Home Made Potato Chips
Scrub your russet potatoes very well, pat them dry. Use a mandoline, or a box grater's slice tooth. A food processor will chop them up too much, a knife, even in the hands of a master will take too long. I don't peel mine, the added flavor and added texture from leaving the peels on is something I enjoy, but if you want to peel, be my guest. As soon as you get your slices made place them in an ice water bath for at least two hours. If you don't put the bath in the refrigerator, keep checking the ice and keep that baby cold. This is what will give you the total crisp texture. Drain the potato slices well, dry them thoroughly when you're ready to cook.
Heat an ample amount of oil. I use peanut oil in a cast iron saucepan, but any good light vegetable oil will do. Temperature is important, we are wanting 290°, not too hot, but certainly not a slow cook. Slow cooking will give you greezy chips. We don't want greezy.

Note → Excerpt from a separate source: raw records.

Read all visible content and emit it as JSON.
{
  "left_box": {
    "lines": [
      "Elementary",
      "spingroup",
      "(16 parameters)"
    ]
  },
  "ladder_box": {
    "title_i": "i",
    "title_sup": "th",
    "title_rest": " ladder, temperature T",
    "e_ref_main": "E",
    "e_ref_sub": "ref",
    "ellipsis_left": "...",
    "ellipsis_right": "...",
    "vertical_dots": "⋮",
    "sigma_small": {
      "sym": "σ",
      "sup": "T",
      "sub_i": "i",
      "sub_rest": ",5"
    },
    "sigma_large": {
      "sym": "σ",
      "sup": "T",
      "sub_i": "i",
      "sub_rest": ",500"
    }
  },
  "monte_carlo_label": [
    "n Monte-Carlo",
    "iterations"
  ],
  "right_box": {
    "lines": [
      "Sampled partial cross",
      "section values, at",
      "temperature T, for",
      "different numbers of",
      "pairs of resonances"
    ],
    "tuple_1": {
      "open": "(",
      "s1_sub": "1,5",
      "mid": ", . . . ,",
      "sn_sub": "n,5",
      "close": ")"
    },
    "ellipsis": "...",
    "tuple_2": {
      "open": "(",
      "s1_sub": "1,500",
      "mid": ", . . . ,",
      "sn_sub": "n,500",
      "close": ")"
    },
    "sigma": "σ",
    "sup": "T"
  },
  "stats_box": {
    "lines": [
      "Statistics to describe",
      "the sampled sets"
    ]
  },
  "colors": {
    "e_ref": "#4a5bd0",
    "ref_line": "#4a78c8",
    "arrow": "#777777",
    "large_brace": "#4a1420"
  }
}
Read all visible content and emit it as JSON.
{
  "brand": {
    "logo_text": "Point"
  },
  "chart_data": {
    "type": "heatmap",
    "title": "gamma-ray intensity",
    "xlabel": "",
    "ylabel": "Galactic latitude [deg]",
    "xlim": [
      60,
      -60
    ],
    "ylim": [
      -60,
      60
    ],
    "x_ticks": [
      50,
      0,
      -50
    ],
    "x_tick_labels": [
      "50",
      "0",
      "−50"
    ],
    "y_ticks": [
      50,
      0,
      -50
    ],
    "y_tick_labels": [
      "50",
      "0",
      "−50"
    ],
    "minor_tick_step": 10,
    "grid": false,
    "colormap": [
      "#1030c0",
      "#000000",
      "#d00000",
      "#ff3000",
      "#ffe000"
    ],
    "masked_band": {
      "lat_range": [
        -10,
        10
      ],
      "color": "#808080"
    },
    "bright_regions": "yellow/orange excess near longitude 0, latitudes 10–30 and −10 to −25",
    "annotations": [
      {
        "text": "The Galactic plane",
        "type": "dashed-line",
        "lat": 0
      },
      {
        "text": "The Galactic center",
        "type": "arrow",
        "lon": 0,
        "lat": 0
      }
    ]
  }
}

Put the chips into the hot oil, taking care not to spalsh yourself. I have a chinese bamboo handle basket that works great for dipping them out of the hot oil when they are floating on the top and the bubbles have almost quit. You want a light, golden brown color, the chips will continue to cook after you remove them from the oil. Dust them lightly with salt, use sea or kosher salt here, after all, you've gone to the trouble of cooking your own chips, use the top line salts.
You won't need to gussy up with flavors and crap like this. The potato flavor, the brilliant texture will jump in your mouth without a lot of distraction.
Give this a try, it's easier than you think, and way better than you can imagine.